Home / World / Middle East

Iraqi city struggles after being freed from IS grip

China Daily | Updated: 2017-06-05 07:39

FALLUJAH, Iraq - Even as Iraqi forces in Mosul close in on the last pockets of urban territory still held by the Islamic State group, residents of Fallujah in Iraq's Sunni heartland are still struggling to rebuild nearly a year after their neighborhoods were declared liberated from the extremists.

After declaring the city liberated last June, Iraqi Prime Minister Haider al-Abadi called the victory a major step toward unifying Iraq more than two years after nearly a third of the country fell to IS. "Fallujah has returned to the nation," he declared in a speech broadcast nationwide.

But in the months that followed, while the Iraqi government compiled databases and set up tight checkpoints on the main roads in and out of Fallujah to screen residents for suspected ties with IS, it provided little in the way of reconstruction money, local officials say.

Sheikh Talib al-Hasnawi, the head of Fallujah's municipal council, said international aid is what has provided electricity, repaired water pumps and built filtration systems.

"We have a real problem with (IS) sleeper cells," he said, adding that what Fallujah needs most is a strong security force to prevent the extremists from re-establishing a foothold in the city some 65 kilometers west of Baghdad. "Honestly the support from Baghdad has been very weak," he added, noting that his repeated requests for more equipment and arms for the city's local police have gone unheeded.

"So mostly we are relying on the civilians to alert us to threats," he said. "All we can provide are the very basics."

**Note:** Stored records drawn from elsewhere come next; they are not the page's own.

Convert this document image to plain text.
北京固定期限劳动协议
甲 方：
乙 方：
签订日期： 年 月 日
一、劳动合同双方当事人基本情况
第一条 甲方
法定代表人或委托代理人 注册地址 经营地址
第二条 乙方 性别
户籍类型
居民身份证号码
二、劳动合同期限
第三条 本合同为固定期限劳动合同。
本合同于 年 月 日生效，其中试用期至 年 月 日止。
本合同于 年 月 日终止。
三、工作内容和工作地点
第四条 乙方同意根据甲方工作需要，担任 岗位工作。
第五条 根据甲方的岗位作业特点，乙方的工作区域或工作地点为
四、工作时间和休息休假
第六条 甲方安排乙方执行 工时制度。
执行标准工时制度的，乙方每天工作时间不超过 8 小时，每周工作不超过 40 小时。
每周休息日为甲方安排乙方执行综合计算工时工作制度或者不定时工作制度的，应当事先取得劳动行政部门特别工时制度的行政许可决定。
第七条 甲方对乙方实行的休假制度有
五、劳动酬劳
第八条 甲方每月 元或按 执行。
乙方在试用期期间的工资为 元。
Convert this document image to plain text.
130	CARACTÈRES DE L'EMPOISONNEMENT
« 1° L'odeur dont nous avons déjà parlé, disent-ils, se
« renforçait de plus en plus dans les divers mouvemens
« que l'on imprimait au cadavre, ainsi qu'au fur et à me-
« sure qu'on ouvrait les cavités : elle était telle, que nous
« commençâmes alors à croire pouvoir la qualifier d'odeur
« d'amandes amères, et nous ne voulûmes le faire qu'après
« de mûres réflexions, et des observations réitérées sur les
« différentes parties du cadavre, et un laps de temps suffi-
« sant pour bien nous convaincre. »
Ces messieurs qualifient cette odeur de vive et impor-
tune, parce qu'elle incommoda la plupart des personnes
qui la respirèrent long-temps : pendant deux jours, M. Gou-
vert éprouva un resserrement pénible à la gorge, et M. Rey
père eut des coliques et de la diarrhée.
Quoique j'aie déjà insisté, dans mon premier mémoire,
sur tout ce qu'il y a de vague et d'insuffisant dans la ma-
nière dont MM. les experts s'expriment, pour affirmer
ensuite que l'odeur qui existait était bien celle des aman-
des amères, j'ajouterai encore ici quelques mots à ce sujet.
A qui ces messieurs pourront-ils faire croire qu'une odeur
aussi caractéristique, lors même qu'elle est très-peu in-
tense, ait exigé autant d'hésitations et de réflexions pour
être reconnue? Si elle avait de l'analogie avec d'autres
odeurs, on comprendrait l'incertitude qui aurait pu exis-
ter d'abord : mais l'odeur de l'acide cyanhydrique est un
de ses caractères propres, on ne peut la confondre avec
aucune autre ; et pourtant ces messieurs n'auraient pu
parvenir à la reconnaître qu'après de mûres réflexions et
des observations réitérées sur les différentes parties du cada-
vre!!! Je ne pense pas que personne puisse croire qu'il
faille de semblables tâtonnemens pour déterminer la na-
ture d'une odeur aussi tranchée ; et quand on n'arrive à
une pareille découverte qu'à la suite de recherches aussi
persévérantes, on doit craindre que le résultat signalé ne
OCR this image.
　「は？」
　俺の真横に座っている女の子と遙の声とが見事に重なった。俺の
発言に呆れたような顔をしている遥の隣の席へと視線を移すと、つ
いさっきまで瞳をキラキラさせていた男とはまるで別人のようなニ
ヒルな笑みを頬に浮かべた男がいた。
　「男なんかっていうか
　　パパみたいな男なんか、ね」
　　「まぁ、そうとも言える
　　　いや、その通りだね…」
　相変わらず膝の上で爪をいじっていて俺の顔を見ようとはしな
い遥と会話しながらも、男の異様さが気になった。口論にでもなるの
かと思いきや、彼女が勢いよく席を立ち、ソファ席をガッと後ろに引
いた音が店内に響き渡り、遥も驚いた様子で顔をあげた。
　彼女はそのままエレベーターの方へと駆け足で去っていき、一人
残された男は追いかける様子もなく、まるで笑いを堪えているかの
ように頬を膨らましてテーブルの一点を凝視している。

Located in the heart of Anbar province, Fallujah has a long history of anti-government sentiment. After the US-led invasion in 2003 toppled Saddam Hussein, many of the city's residents supported a Sunni insurgency that rose up against US forces and the Shiite-dominated government in Baghdad.

In 2014, many in Fallujah welcomed IS when the militants took over following a bloody government crackdown on thousands of protesters camped out on the city's outskirts to challenge the increasingly sectarian rule of then-Prime Minister Nouri al-Maliki.

Abdul Hassan, a blacksmith from the al-Askari neighborhood hasn't brought his wife and children back to the city yet. When asked if he was concerned about security, he shrugged.

"Once there are enough schools, I'll bring my children. Until then I'll keep them in Baghdad," he said.